On a dull but serious note, I thought I might write about how to avoid athlete’s foot. I might test all the preparations on the market. But then, I thought, maybe not. Maybe athlete’s foot is just too unattractive a subject. But then again, maybe that could be my specialism (‘The Uncomfortable Truth’) and I could implore young women not to waste so much money and time on cosmetics and bubble bath and instead buy their own car with the money they saved. I’d urge all woman to get a car. For I had noticed a link between women with their own car and other good things.
Or I could stick to the same old stuff: which soaps go soggy in water, why baths are safer than showers, why showers are more healthy than baths, why baths are better at cleaning intimate areas, why showers are better at preventing thrush, how showers cure depression, how baths are good for r
eading, how showers save water, how will we bathe after a nuclear attack, why some people hate pulling the plug out while they’re still in the bath (feelings of desolation and loss), and why some people like it (the sense of toxins being dragged away down the plughole).
16. A Good Bash
Tammy’s birthday came round on the Friday before her party and she and JP had a full-blown argument. In front of me.

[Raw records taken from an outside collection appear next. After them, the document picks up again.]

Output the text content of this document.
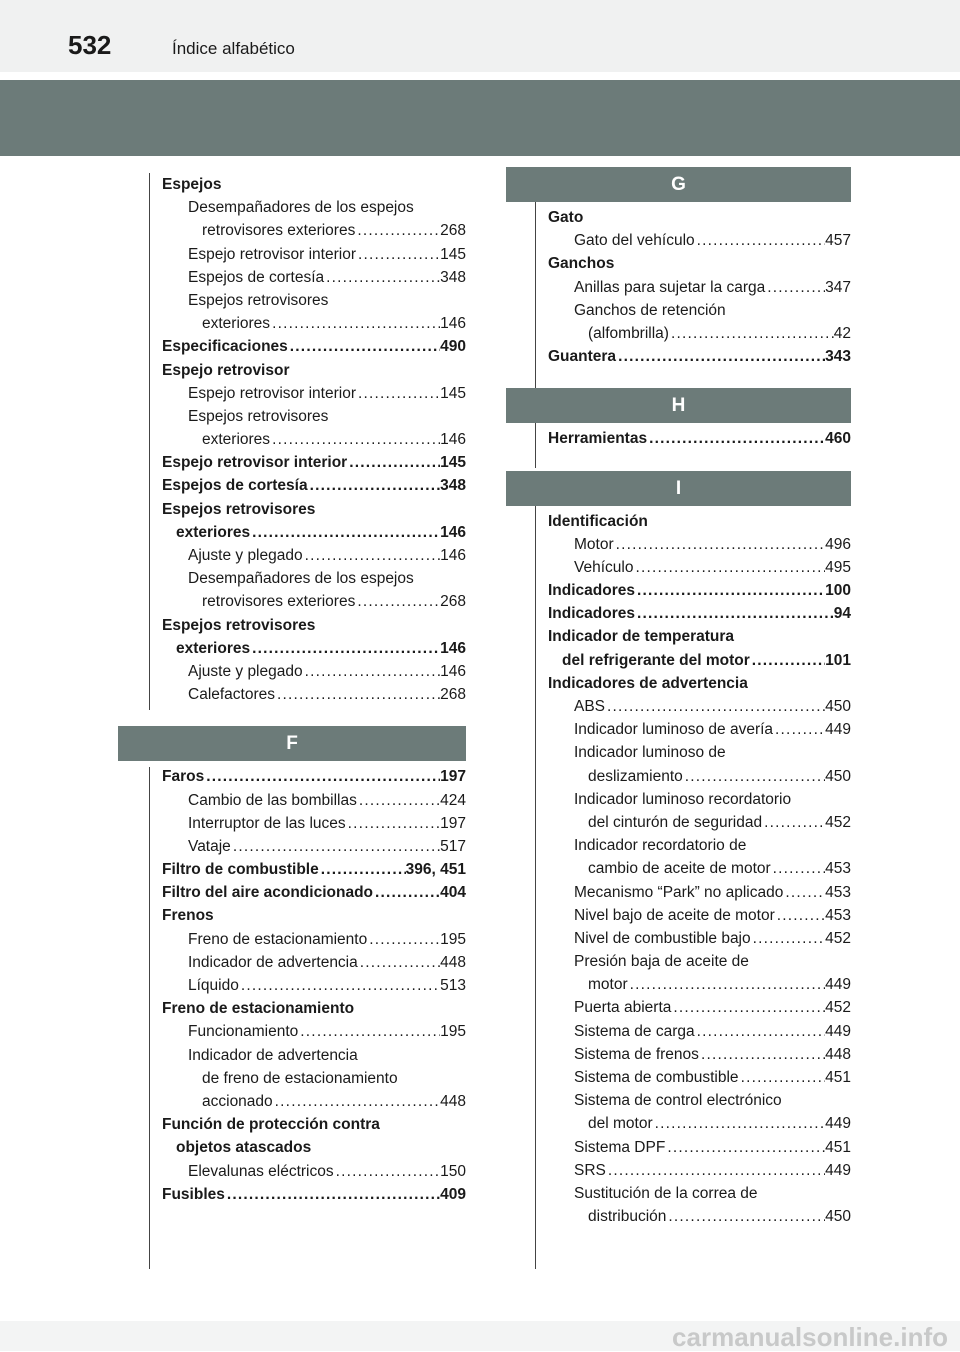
532	Índice alfabético
Espejos
Desempañadores de los espejos
retrovisores exteriores .....	268
Espejo retrovisor interior .....	145
Espejos de cortesía .....	348
Espejos retrovisores
exteriores .....	146
Especificaciones .....	490
Espejo retrovisor
Espejo retrovisor interior .....	145
Espejos retrovisores
exteriores .....	146
Espejo retrovisor interior .....	145
Espejos de cortesía .....	348
Espejos retrovisores
exteriores .....	146
Ajuste y plegado .....	146
Desempañadores de los espejos
retrovisores exteriores .....	268
Espejos retrovisores
exteriores .....	146
Ajuste y plegado .....	146
Calefactores .....	268
F
Faros .....	197
Cambio de las bombillas .....	424
Interruptor de las luces .....	197
Vataje .....	517
Filtro de combustible .....	396, 451
Filtro del aire acondicionado .....	404
Frenos
Freno de estacionamiento .....	195
Indicador de advertencia .....	448
Líquido .....	513
Freno de estacionamiento
Funcionamiento .....	195
Indicador de advertencia
de freno de estacionamiento
accionado .....	448
Función de protección contra
objetos atascados
Elevalunas eléctricos .....	150
Fusibles .....	409
G
Gato
Gato del vehículo .....	457
Ganchos
Anillas para sujetar la carga .....	347
Ganchos de retención
(alfombrilla) .....	42
Guantera .....	343
H
Herramientas .....	460
I
Identificación
Motor .....	496
Vehículo .....	495
Indicadores .....	100
Indicadores .....	94
Indicador de temperatura
del refrigerante del motor .....	101
Indicadores de advertencia
ABS .....	450
Indicador luminoso de avería .....	449
Indicador luminoso de
deslizamiento .....	450
Indicador luminoso recordatorio
del cinturón de seguridad .....	452
Indicador recordatorio de
cambio de aceite de motor .....	453
Mecanismo “Park” no aplicado .....	453
Nivel bajo de aceite de motor .....	453
Nivel de combustible bajo .....	452
Presión baja de aceite de
motor .....	449
Puerta abierta .....	452
Sistema de carga .....	449
Sistema de frenos .....	448
Sistema de combustible .....	451
Sistema de control electrónico
del motor .....	449
Sistema DPF .....	451
SRS .....	449
Sustitución de la correa de
distribución .....	450
carmanualsonline.info
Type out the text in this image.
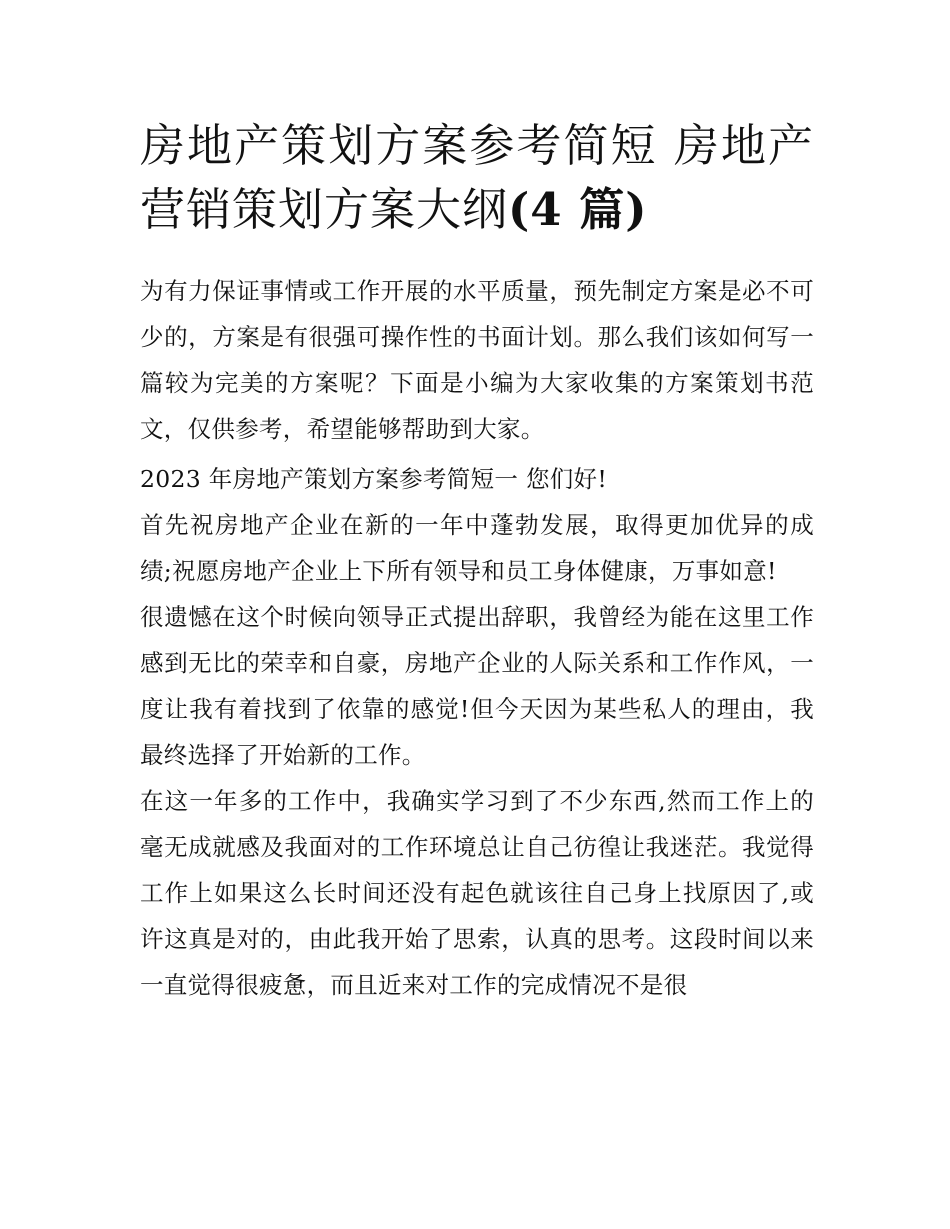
房地产策划方案参考简短 房地产营销策划方案大纲(4 篇)

为有力保证事情或工作开展的水平质量，预先制定方案是必不可少的，方案是有很强可操作性的书面计划。那么我们该如何写一篇较为完美的方案呢？下面是小编为大家收集的方案策划书范文，仅供参考，希望能够帮助到大家。

2023 年房地产策划方案参考简短一 您们好!

首先祝房地产企业在新的一年中蓬勃发展，取得更加优异的成绩;祝愿房地产企业上下所有领导和员工身体健康，万事如意!

很遗憾在这个时候向领导正式提出辞职，我曾经为能在这里工作感到无比的荣幸和自豪，房地产企业的人际关系和工作作风，一度让我有着找到了依靠的感觉!但今天因为某些私人的理由，我最终选择了开始新的工作。

在这一年多的工作中，我确实学习到了不少东西,然而工作上的毫无成就感及我面对的工作环境总让自己彷徨让我迷茫。我觉得工作上如果这么长时间还没有起色就该往自己身上找原因了,或许这真是对的，由此我开始了思索，认真的思考。这段时间以来一直觉得很疲惫，而且近来对工作的完成情况不是很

JP had asked Bill’s nurse Rhona to walk on his back.
He’d asked me as well but I’d refused because I hated him and, even if I didn’t, I’d seen this kind of thing before and knew never to do anything physical with anyone except in a life-saving scenario. I’d seen things go horribly wrong, like the time my mother pulled a man’s head sharply round to relieve a muscle ache–and the man has had to wear a neck brace ever since, except when in the bath, and can only cross the road on a zebra.
Anyway, Tammy was terribly upset when she found out about Rhona’s back-walking.
‘What’s the problem? She walked on my back,’ JP said. ‘I’ve got lumbago.’
‘You know that back-walking is highly erotic!’ Tammy shouted. ‘I used to walk on your back, and then look what happened–you left your wife.’
JP seemed genuinely puzzled. ‘The two things weren’t connected.’
‘Well, you definitely used to get aroused by it.’
Later, she apologized for this all going on in front of me but went on to say she felt vulnerable because of the ‘breeding programme’.
‘It’s really changed everything, you know, having to have sex in the mornings when he’s most likely to be fully able, but I feel like heck and haven’t even had my sugar-free Alpen.’
I told her I didn’t mind. I wasn’t really listening.
‘You are coming to my party, aren’t you?’ she said.
I had been keeping quiet about it because I really didn’t want to go but felt guilty because, well… poor Tammy.